Holders of tickets for a concert in Jeddah by Egyptian pop sensation Tamer Hosny were recently surprised to receive vouchers that warned that “no dancing or swaying” would be allowed at the event. “No dancing or swaying in a concert! It’s like putting ice under the sun and asking it not to melt,” quipped a critic on Twitter.
If anything, Prince Mohammed’s reforms have been underwritten by repression of any form of dissent.
Anti-death penalty group Reprieve reported that Saudi Arabia’s execution rate had doubled since Prince Mohammed was appointed crown prince eight months ago. It said 133 people had been executed since June 2017 compared to 67 in the preceding eight months.
Equally fundamentally, the world is still reeling from at times short-sighted, opportunistic Western support for the export of Saudi-inspired Sunni Muslim ultra-conservatism and at others a willingness to ignore its impact on Muslim communities across the globe.
The same can be said for support of secular autocracies like the regime of Egyptian general-turned-president Abdel Fattah Al Sisi, whose repression, brutality and failure to deliver public goods and services offer extremism a fertile breeding ground.
It is also true for states like Baathist Syria and Iraq that fell into the Soviet orbit during the Cold War, with Iraq. after the demise of the Soviet Union, enjoying US support during its war against Iran in the 1980s.
Geo-strategist Robert D. Kaplan, writing in Foreign Policy, argued that Syria and Iraq had descended into the Middle East and North Africa’s worst mayhems that have caused enormous human suffering and cost the international community significantly in political, diplomatic, and security terms because they were artificial, colonial-era geographic constructs.
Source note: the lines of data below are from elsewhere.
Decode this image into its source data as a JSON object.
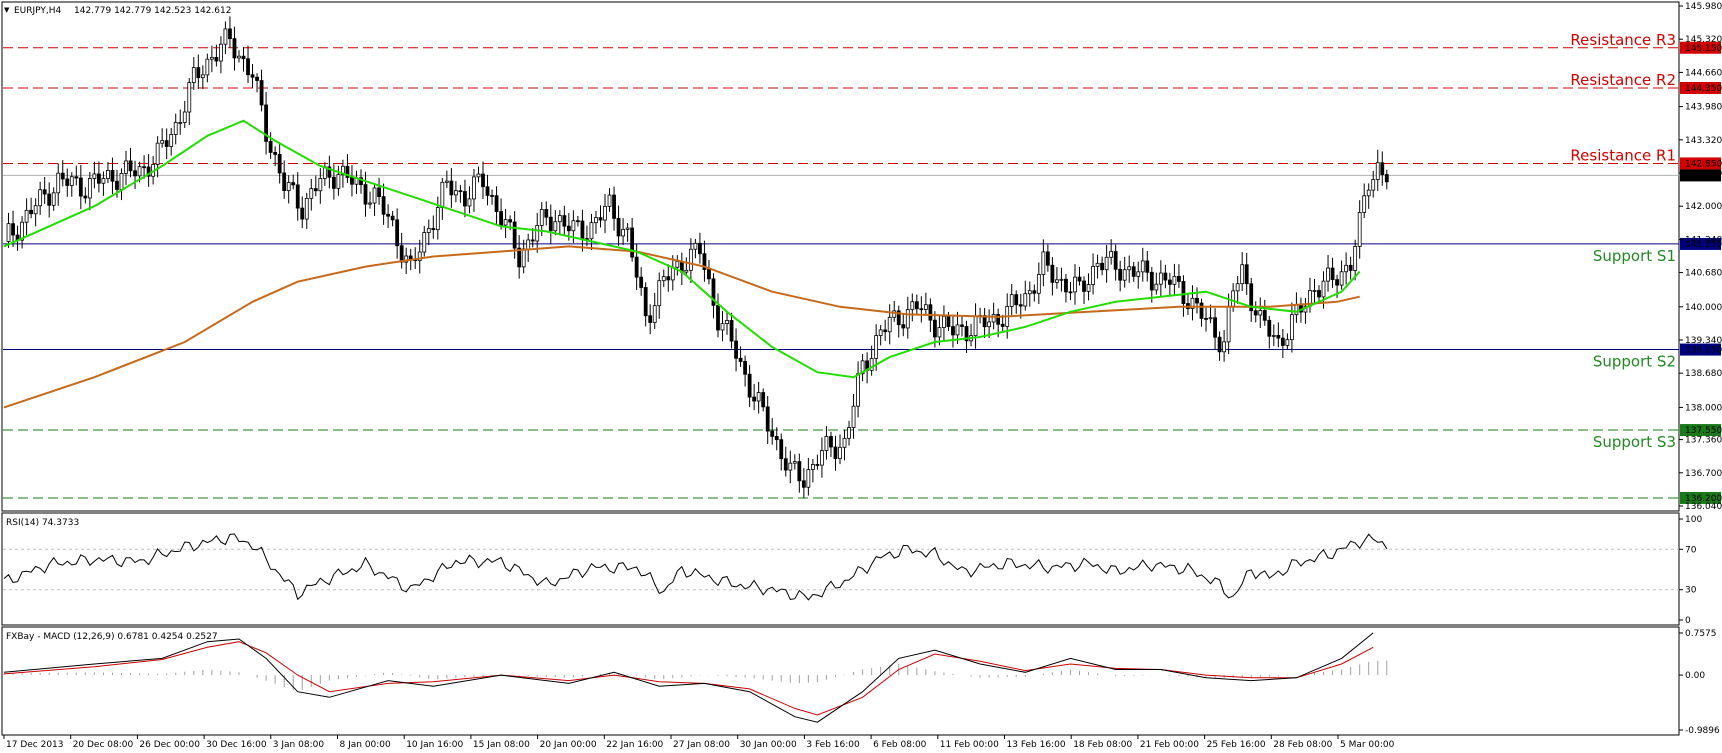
{
  "header": {
    "symbol": "EURJPY,H4",
    "ohlc": "142.779 142.779 142.523 142.612"
  },
  "colors": {
    "background": "#ffffff",
    "candle": "#000000",
    "sma_fast": "#22dd00",
    "sma_slow": "#c8691a",
    "resistance": "#d40000",
    "support_dashed": "#1a7a1a",
    "support_solid": "#000080",
    "rsi_line": "#000000",
    "macd_main": "#000000",
    "macd_signal": "#cc0000",
    "macd_hist": "#a0a0a0"
  },
  "chart_data": [
    {
      "type": "candlestick",
      "title": "EURJPY,H4",
      "ylim": [
        136.04,
        145.98
      ],
      "y_ticks": [
        "145.980",
        "145.320",
        "144.660",
        "143.980",
        "143.320",
        "142.660",
        "142.000",
        "141.340",
        "140.680",
        "140.000",
        "139.340",
        "138.680",
        "138.000",
        "137.360",
        "136.700",
        "136.040"
      ],
      "x_ticks": [
        "17 Dec 2013",
        "20 Dec 08:00",
        "26 Dec 00:00",
        "30 Dec 16:00",
        "3 Jan 08:00",
        "8 Jan 00:00",
        "10 Jan 16:00",
        "15 Jan 08:00",
        "20 Jan 00:00",
        "22 Jan 16:00",
        "27 Jan 08:00",
        "30 Jan 00:00",
        "3 Feb 16:00",
        "6 Feb 08:00",
        "11 Feb 00:00",
        "13 Feb 16:00",
        "18 Feb 08:00",
        "21 Feb 00:00",
        "25 Feb 16:00",
        "28 Feb 08:00",
        "5 Mar 00:00"
      ],
      "close_path": [
        [
          0,
          141.3
        ],
        [
          8,
          142.1
        ],
        [
          12,
          142.5
        ],
        [
          18,
          142.4
        ],
        [
          24,
          142.6
        ],
        [
          30,
          142.7
        ],
        [
          34,
          143.0
        ],
        [
          38,
          143.6
        ],
        [
          42,
          144.5
        ],
        [
          46,
          145.0
        ],
        [
          50,
          145.3
        ],
        [
          55,
          144.6
        ],
        [
          58,
          143.5
        ],
        [
          62,
          142.4
        ],
        [
          66,
          142.0
        ],
        [
          70,
          142.5
        ],
        [
          74,
          142.7
        ],
        [
          78,
          142.4
        ],
        [
          82,
          142.2
        ],
        [
          86,
          141.6
        ],
        [
          90,
          140.7
        ],
        [
          94,
          141.6
        ],
        [
          98,
          142.4
        ],
        [
          102,
          142.2
        ],
        [
          106,
          142.5
        ],
        [
          110,
          141.8
        ],
        [
          114,
          141.0
        ],
        [
          118,
          141.6
        ],
        [
          122,
          141.8
        ],
        [
          126,
          141.5
        ],
        [
          130,
          141.6
        ],
        [
          134,
          142.0
        ],
        [
          138,
          141.4
        ],
        [
          142,
          139.8
        ],
        [
          146,
          140.5
        ],
        [
          150,
          140.9
        ],
        [
          154,
          141.1
        ],
        [
          158,
          139.8
        ],
        [
          162,
          139.1
        ],
        [
          166,
          138.2
        ],
        [
          170,
          137.5
        ],
        [
          174,
          136.7
        ],
        [
          177,
          136.6
        ],
        [
          180,
          137.0
        ],
        [
          183,
          137.2
        ],
        [
          186,
          137.3
        ],
        [
          190,
          138.8
        ],
        [
          194,
          139.5
        ],
        [
          198,
          139.8
        ],
        [
          202,
          140.0
        ],
        [
          206,
          139.7
        ],
        [
          210,
          139.5
        ],
        [
          214,
          139.6
        ],
        [
          218,
          139.7
        ],
        [
          222,
          139.9
        ],
        [
          226,
          140.2
        ],
        [
          230,
          140.8
        ],
        [
          234,
          140.5
        ],
        [
          238,
          140.3
        ],
        [
          242,
          140.9
        ],
        [
          246,
          140.8
        ],
        [
          250,
          140.7
        ],
        [
          254,
          140.6
        ],
        [
          258,
          140.5
        ],
        [
          262,
          140.2
        ],
        [
          266,
          139.7
        ],
        [
          270,
          139.3
        ],
        [
          272,
          140.3
        ],
        [
          274,
          140.7
        ],
        [
          278,
          139.7
        ],
        [
          282,
          139.3
        ],
        [
          286,
          139.8
        ],
        [
          290,
          140.4
        ],
        [
          294,
          140.5
        ],
        [
          298,
          140.9
        ],
        [
          300,
          141.6
        ],
        [
          302,
          142.5
        ],
        [
          304,
          142.8
        ],
        [
          306,
          142.6
        ]
      ],
      "sma_fast": [
        [
          0,
          141.2
        ],
        [
          20,
          142.0
        ],
        [
          35,
          142.8
        ],
        [
          45,
          143.4
        ],
        [
          53,
          143.7
        ],
        [
          60,
          143.3
        ],
        [
          70,
          142.8
        ],
        [
          80,
          142.5
        ],
        [
          90,
          142.2
        ],
        [
          100,
          141.9
        ],
        [
          110,
          141.6
        ],
        [
          120,
          141.5
        ],
        [
          130,
          141.3
        ],
        [
          140,
          141.1
        ],
        [
          150,
          140.7
        ],
        [
          160,
          139.9
        ],
        [
          170,
          139.2
        ],
        [
          180,
          138.7
        ],
        [
          188,
          138.6
        ],
        [
          196,
          139.0
        ],
        [
          206,
          139.3
        ],
        [
          216,
          139.4
        ],
        [
          226,
          139.6
        ],
        [
          236,
          139.9
        ],
        [
          246,
          140.1
        ],
        [
          256,
          140.2
        ],
        [
          266,
          140.3
        ],
        [
          276,
          140.0
        ],
        [
          286,
          139.9
        ],
        [
          296,
          140.3
        ],
        [
          300,
          140.7
        ]
      ],
      "sma_slow": [
        [
          0,
          138.0
        ],
        [
          20,
          138.6
        ],
        [
          40,
          139.3
        ],
        [
          55,
          140.1
        ],
        [
          65,
          140.5
        ],
        [
          80,
          140.8
        ],
        [
          95,
          141.0
        ],
        [
          110,
          141.1
        ],
        [
          125,
          141.2
        ],
        [
          140,
          141.1
        ],
        [
          155,
          140.8
        ],
        [
          170,
          140.3
        ],
        [
          185,
          140.0
        ],
        [
          200,
          139.85
        ],
        [
          220,
          139.8
        ],
        [
          240,
          139.9
        ],
        [
          260,
          140.0
        ],
        [
          280,
          140.0
        ],
        [
          295,
          140.1
        ],
        [
          300,
          140.2
        ]
      ],
      "levels": [
        {
          "name": "Resistance R3",
          "value": 145.15,
          "label": "145.150",
          "style": "dashed",
          "color": "#d40000"
        },
        {
          "name": "Resistance R2",
          "value": 144.35,
          "label": "144.350",
          "style": "dashed",
          "color": "#d40000"
        },
        {
          "name": "Resistance R1",
          "value": 142.85,
          "label": "142.850",
          "style": "dashed",
          "color": "#d40000"
        },
        {
          "name": "Support S1",
          "value": 141.25,
          "label": "141.250",
          "style": "solid",
          "color": "#000080"
        },
        {
          "name": "Support S2",
          "value": 139.15,
          "label": "139.150",
          "style": "solid",
          "color": "#000080"
        },
        {
          "name": "Support S3",
          "value": 137.55,
          "label": "137.550",
          "style": "dashed",
          "color": "#1a7a1a"
        },
        {
          "name": "",
          "value": 136.2,
          "label": "136.200",
          "style": "dashed",
          "color": "#1a7a1a"
        }
      ],
      "current_price": {
        "value": 142.612,
        "label": "142.612"
      }
    },
    {
      "type": "line",
      "title": "RSI(14) 74.3733",
      "ylim": [
        0,
        100
      ],
      "y_ticks": [
        "100",
        "70",
        "30",
        "0"
      ],
      "levels": [
        70,
        30
      ],
      "values": [
        [
          0,
          38
        ],
        [
          10,
          55
        ],
        [
          20,
          60
        ],
        [
          30,
          58
        ],
        [
          40,
          72
        ],
        [
          50,
          82
        ],
        [
          55,
          75
        ],
        [
          60,
          50
        ],
        [
          65,
          26
        ],
        [
          70,
          38
        ],
        [
          80,
          55
        ],
        [
          90,
          30
        ],
        [
          100,
          58
        ],
        [
          110,
          58
        ],
        [
          120,
          35
        ],
        [
          130,
          52
        ],
        [
          140,
          52
        ],
        [
          146,
          28
        ],
        [
          150,
          50
        ],
        [
          156,
          42
        ],
        [
          162,
          35
        ],
        [
          170,
          30
        ],
        [
          178,
          22
        ],
        [
          186,
          38
        ],
        [
          194,
          62
        ],
        [
          200,
          70
        ],
        [
          206,
          65
        ],
        [
          212,
          48
        ],
        [
          222,
          56
        ],
        [
          232,
          52
        ],
        [
          240,
          56
        ],
        [
          246,
          48
        ],
        [
          254,
          55
        ],
        [
          262,
          50
        ],
        [
          268,
          38
        ],
        [
          272,
          22
        ],
        [
          276,
          50
        ],
        [
          280,
          42
        ],
        [
          286,
          56
        ],
        [
          294,
          66
        ],
        [
          300,
          78
        ],
        [
          303,
          80
        ],
        [
          306,
          74
        ]
      ]
    },
    {
      "type": "line",
      "title": "FXBay - MACD (12,26,9) 0.6781 0.4254 0.2527",
      "ylim": [
        -0.9896,
        0.7575
      ],
      "y_ticks": [
        "0.7575",
        "0.00",
        "-0.9896"
      ],
      "series": [
        {
          "name": "0.6781",
          "values": [
            [
              0,
              0.05
            ],
            [
              20,
              0.2
            ],
            [
              35,
              0.3
            ],
            [
              45,
              0.6
            ],
            [
              52,
              0.65
            ],
            [
              58,
              0.3
            ],
            [
              65,
              -0.3
            ],
            [
              72,
              -0.4
            ],
            [
              85,
              -0.1
            ],
            [
              95,
              -0.2
            ],
            [
              110,
              0.0
            ],
            [
              125,
              -0.15
            ],
            [
              135,
              0.05
            ],
            [
              145,
              -0.2
            ],
            [
              155,
              -0.15
            ],
            [
              165,
              -0.3
            ],
            [
              175,
              -0.75
            ],
            [
              180,
              -0.85
            ],
            [
              190,
              -0.3
            ],
            [
              198,
              0.3
            ],
            [
              206,
              0.45
            ],
            [
              216,
              0.2
            ],
            [
              226,
              0.05
            ],
            [
              236,
              0.3
            ],
            [
              246,
              0.1
            ],
            [
              256,
              0.1
            ],
            [
              266,
              -0.05
            ],
            [
              276,
              -0.1
            ],
            [
              286,
              -0.05
            ],
            [
              296,
              0.3
            ],
            [
              303,
              0.76
            ]
          ]
        },
        {
          "name": "0.4254",
          "values": [
            [
              0,
              0.02
            ],
            [
              20,
              0.15
            ],
            [
              35,
              0.28
            ],
            [
              45,
              0.5
            ],
            [
              52,
              0.6
            ],
            [
              58,
              0.4
            ],
            [
              65,
              0.0
            ],
            [
              72,
              -0.3
            ],
            [
              85,
              -0.15
            ],
            [
              95,
              -0.12
            ],
            [
              110,
              0.0
            ],
            [
              125,
              -0.1
            ],
            [
              135,
              0.0
            ],
            [
              145,
              -0.12
            ],
            [
              155,
              -0.15
            ],
            [
              165,
              -0.25
            ],
            [
              175,
              -0.6
            ],
            [
              180,
              -0.72
            ],
            [
              190,
              -0.4
            ],
            [
              198,
              0.1
            ],
            [
              206,
              0.38
            ],
            [
              216,
              0.25
            ],
            [
              226,
              0.08
            ],
            [
              236,
              0.2
            ],
            [
              246,
              0.12
            ],
            [
              256,
              0.1
            ],
            [
              266,
              0.0
            ],
            [
              276,
              -0.05
            ],
            [
              286,
              -0.05
            ],
            [
              296,
              0.2
            ],
            [
              303,
              0.5
            ]
          ]
        }
      ]
    }
  ]
}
They lacked the civilizational history, centuries of some kind of statehood, and deep-seated identities that have helped keep Egypt or Tunisia territorially intact.
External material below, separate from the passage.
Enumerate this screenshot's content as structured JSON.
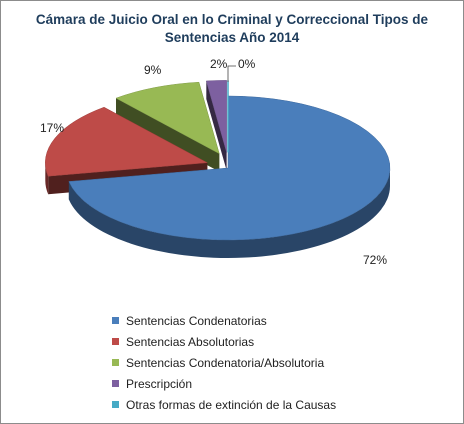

In South Asia, the United States went during the era of conservative Pakistani president Zia ul-Haq and the US and Saudi-backed war against the Soviets in the 1980s waged by Afghan mujahedeen as far as to distribute schoolbooks that propagated Saudi-inspired jihad and precepts of ultra-conservatism. In doing so it played havoc with Pakistan, a country that since its birth has struggled with its identity.
Western democracies ignored the fact that Saudi Arabia invested heavily over decades to push its austere worldview as an anti-dote to post-1979 Iranian revolutionary zeal.
While not the only factor, the Saudi campaign created an environment in Pakistan and elsewhere in which militant Islam flourished, societies became ever more conservative and intolerant, and political violence increased.
Western democracies as well as others, including the kingdom, are paying a high price in terms of people’s lives and vastly expanded security to counter extremism and political violence.
Its an open debate whether policies that had been built on democratic values rather than support for autocracy and intolerant worldviews could have achieved similar geopolitical victories such as the defeat of the Soviets in Afghanistan at a lower cost and a reduced threat to those values.
What is certain, however, is the fact that the fallout of the failure to stand up for democratic values comes at an ever-steeper cost and uncertainty of how the pendulum will swing.
The unanswered question is whether in terms of cost-benefit analysis short-term hits resulting from adopting a principled stand may ultimately be a more reasonable cost and produce greater long-term benefit than the price of dealing with the fallout of policies that effectively ignore democratic principles and ultimately are likely to produce ever greater threats.